LESSONS LEARNT FROM THE PILOT SURVEYS Cont’d • Training manuals were reviewed several times. This was informed by the fact that many functionaries were not able to quickly understand the contextual meaning of some concepts and definitions.
LESSONS LEARNT FROM THE PILOT SURVEYS Cont’d • Due to the delicate nature of OMR/OCR/ICR forms, it was found that they were not properly handled which subsequently led to the delay in the processing of the forms. The forms were mutilated or damaged because enumerators used cello tapes, pins and other adhesives to tie them. Due to this problem, the scanners could not process such forms
LESSONS LEARNT FROM THE PILOT SURVEYS Cont’d • Some of the would-be respondents saw the PES as a disturbance after census and therefore were reluctant to cooperate with PES enumerators during enumeration. • Difficult respondents may not have been enumerated during the main census and PES.
LESSONS LEARNT FROM THE MATCHING • Lack of previous experience and capacity to undertake desk matching exercise • International PES experts arrived only in July 2006, so the manuals for training and estimation procedures was delayed until early August • Use of multiple names in Nigeria • Due to confusion of reported names and relationship to the head of household between PES and Census, some people initially classified as missed were found during the reconciliation visits • Logistic problems of setting up of Matching Offices and the field reconciliation visits
LESSONS LEARNT FROM PUBLICITY AND ADVOCACY The sustained publicity programme for the 2006 Census process, made it possible for the Commission to overcome major attitudinal and behavioral problems identified as being responsible for inadequate cooperation and ownership of census process in the past by Nigerians. These include: • Inadequate commitment and ownership of census taking by communities making it look like a purely government affair.
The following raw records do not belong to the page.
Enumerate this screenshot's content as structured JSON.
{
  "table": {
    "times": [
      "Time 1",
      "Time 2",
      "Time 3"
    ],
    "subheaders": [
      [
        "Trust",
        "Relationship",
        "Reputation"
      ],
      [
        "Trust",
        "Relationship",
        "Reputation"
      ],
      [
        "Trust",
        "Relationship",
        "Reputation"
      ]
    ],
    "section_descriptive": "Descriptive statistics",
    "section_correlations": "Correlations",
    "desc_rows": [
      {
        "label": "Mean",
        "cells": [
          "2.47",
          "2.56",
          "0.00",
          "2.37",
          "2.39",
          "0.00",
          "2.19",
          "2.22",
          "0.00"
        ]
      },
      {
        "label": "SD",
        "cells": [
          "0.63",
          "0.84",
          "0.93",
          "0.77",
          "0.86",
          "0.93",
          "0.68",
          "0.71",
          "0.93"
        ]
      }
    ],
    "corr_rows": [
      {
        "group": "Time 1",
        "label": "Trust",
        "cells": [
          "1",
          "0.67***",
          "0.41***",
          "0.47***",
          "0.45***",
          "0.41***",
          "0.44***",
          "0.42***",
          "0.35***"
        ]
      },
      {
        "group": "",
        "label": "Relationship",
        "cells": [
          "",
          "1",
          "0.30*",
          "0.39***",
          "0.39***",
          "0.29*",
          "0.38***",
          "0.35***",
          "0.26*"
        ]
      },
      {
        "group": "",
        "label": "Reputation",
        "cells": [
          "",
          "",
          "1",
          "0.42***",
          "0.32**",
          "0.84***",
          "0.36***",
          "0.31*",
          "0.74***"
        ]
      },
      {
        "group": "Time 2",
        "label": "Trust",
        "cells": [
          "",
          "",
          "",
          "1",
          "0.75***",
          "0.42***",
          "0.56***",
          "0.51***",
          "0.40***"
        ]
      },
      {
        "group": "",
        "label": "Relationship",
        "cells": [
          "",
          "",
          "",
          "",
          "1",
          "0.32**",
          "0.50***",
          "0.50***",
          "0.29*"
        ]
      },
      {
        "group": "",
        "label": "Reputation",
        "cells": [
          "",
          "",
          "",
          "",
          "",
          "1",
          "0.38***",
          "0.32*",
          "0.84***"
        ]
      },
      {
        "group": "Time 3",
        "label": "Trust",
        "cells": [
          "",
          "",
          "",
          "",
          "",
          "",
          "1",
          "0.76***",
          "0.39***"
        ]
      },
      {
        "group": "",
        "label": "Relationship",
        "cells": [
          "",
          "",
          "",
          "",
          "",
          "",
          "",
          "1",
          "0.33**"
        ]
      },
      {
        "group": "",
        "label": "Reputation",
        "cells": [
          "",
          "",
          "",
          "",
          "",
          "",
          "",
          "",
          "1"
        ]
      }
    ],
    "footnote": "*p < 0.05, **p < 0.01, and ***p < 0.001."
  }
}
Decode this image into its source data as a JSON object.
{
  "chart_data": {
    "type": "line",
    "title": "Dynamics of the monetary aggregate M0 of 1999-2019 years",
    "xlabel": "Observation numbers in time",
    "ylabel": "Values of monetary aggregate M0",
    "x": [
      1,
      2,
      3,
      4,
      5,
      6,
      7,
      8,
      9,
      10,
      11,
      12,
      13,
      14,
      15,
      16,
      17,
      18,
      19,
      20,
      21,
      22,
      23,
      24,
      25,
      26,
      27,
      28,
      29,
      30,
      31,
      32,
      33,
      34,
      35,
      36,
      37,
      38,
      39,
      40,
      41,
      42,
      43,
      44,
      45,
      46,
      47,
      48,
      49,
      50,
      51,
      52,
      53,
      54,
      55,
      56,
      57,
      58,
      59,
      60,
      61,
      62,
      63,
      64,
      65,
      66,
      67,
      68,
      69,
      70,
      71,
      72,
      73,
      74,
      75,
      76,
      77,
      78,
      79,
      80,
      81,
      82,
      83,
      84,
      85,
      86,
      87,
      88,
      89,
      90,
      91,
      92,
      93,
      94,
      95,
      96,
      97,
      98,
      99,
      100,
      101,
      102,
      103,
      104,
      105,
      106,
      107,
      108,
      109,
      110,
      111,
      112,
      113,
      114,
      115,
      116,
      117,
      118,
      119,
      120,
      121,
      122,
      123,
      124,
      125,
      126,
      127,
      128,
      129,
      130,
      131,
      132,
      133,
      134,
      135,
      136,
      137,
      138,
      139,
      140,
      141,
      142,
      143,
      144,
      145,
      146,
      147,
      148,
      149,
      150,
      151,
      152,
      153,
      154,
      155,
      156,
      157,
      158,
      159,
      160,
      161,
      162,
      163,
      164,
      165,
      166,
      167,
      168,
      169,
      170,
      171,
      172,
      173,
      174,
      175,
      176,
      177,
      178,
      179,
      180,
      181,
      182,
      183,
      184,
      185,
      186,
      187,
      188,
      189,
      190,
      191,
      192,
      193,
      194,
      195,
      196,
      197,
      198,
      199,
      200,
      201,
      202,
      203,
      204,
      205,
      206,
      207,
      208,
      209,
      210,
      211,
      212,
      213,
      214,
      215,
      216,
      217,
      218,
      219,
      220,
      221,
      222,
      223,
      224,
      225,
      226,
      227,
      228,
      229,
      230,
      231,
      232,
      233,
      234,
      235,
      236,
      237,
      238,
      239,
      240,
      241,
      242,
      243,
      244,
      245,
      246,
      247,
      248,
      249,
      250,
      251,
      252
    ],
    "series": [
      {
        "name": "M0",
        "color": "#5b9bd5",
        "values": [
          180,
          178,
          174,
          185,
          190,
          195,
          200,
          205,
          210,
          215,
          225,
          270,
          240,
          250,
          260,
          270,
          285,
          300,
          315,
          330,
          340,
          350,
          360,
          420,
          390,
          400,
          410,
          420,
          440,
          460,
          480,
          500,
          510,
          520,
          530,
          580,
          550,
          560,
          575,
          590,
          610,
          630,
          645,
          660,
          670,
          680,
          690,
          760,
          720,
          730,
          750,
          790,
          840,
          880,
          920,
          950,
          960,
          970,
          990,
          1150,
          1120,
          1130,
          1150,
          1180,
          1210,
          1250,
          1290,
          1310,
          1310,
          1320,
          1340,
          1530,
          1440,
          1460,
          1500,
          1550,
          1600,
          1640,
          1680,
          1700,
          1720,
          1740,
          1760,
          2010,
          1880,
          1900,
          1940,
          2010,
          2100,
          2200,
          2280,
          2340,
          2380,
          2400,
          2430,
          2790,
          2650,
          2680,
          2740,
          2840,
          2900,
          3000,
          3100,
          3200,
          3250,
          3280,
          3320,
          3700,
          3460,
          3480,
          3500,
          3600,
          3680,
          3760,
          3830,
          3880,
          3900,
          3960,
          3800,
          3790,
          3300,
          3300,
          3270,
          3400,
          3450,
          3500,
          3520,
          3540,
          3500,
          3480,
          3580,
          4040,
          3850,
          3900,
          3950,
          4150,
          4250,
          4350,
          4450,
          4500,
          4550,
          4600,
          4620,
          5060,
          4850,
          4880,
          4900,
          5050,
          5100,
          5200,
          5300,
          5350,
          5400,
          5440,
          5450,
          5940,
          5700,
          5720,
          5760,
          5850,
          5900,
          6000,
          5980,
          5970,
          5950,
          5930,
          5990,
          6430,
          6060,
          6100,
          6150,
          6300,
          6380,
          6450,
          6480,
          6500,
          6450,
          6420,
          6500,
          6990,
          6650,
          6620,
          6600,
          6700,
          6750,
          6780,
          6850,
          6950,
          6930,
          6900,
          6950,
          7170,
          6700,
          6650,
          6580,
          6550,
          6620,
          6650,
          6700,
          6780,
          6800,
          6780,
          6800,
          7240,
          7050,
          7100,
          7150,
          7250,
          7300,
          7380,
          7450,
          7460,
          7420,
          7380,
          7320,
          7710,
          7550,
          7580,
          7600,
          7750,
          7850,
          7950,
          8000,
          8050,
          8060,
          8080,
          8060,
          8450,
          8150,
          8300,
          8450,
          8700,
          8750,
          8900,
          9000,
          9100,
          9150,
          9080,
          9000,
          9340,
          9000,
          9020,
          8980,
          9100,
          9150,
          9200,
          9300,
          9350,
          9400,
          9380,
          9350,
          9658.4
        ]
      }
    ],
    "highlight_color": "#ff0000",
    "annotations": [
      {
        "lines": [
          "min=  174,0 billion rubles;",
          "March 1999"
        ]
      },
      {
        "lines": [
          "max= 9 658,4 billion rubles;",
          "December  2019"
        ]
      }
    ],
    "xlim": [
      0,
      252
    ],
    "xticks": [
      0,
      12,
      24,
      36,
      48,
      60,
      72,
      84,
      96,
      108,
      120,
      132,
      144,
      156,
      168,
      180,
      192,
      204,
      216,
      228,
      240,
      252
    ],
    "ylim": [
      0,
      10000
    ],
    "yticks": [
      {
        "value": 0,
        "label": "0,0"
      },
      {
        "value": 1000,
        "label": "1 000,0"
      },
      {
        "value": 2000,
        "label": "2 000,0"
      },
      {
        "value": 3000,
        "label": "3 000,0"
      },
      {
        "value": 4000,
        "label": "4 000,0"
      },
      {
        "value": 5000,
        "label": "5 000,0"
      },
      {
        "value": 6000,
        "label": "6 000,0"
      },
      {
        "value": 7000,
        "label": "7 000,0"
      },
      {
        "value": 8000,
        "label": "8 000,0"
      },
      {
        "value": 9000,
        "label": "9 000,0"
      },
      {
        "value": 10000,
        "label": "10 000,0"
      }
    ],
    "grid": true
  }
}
LESSONS LEARNT FROM PUBLICITY AND ADVOCACY Cont’d • Lack of faith in the country’s ability to undertake a successful census and mistrust of Government officials and programmes including census. • Ignorance of the importance of reliable data for developmental planning. • Ignorance of census related activities and terminologies by the public.
LESSONS LEARNT FROM PUBLICITY AND ADVOCACY Cont’d • General lack of awareness and inadequate knowledge of census process. • Confusing census with other government programmes such as the national I.D card project. • Insufficient private sector participation.
LESSONS LEARNT FROM PUBLICITY AND ADVOCACY Cont’d • Inadequate perception of Census and its use for development purpose by political, religious and traditional rulers. • Unnecessary movement of people just before the census (census migration). • Lack of awareness on penalties for census offences.
RECOMMENDATIONS Following the above challenges and lessons learnt, it is hereby recommended that: • Adequate time be allotted to the planning of a census. Thus a minimum of 36 months planning period is recommended.
RECOMMENDATIONS • Funds should be released promptly to the organizing agency to facilitate the smooth conduct of the exercise. • The Due Process concept in the award of contract is desirable, but for a warlike operation like the census, the protocols slowed down activities. In future, waivers should be applied to hasten procurements.
RECOMMENDATIONS • The populace should be educated on the importance of population as an integral part of development and not for political purposes. • It is therefore recommended that population educational curriculum be embraced at all levels to inculcate positive attitude of the citizenry towards census from early age.
RECOMMENDATIONS • A qualitative workforce is important for the generation of accurate and reliable data .To this end, it is recommended that for every census, a national examination be conducted for all applicants for all levels of functionaries. • Payment for all census functionaries should be paid once, after successful completion of assignment and retrievals. • Effective and efficient publicity is necessary in the conduct of any census and therefore must be encouraged.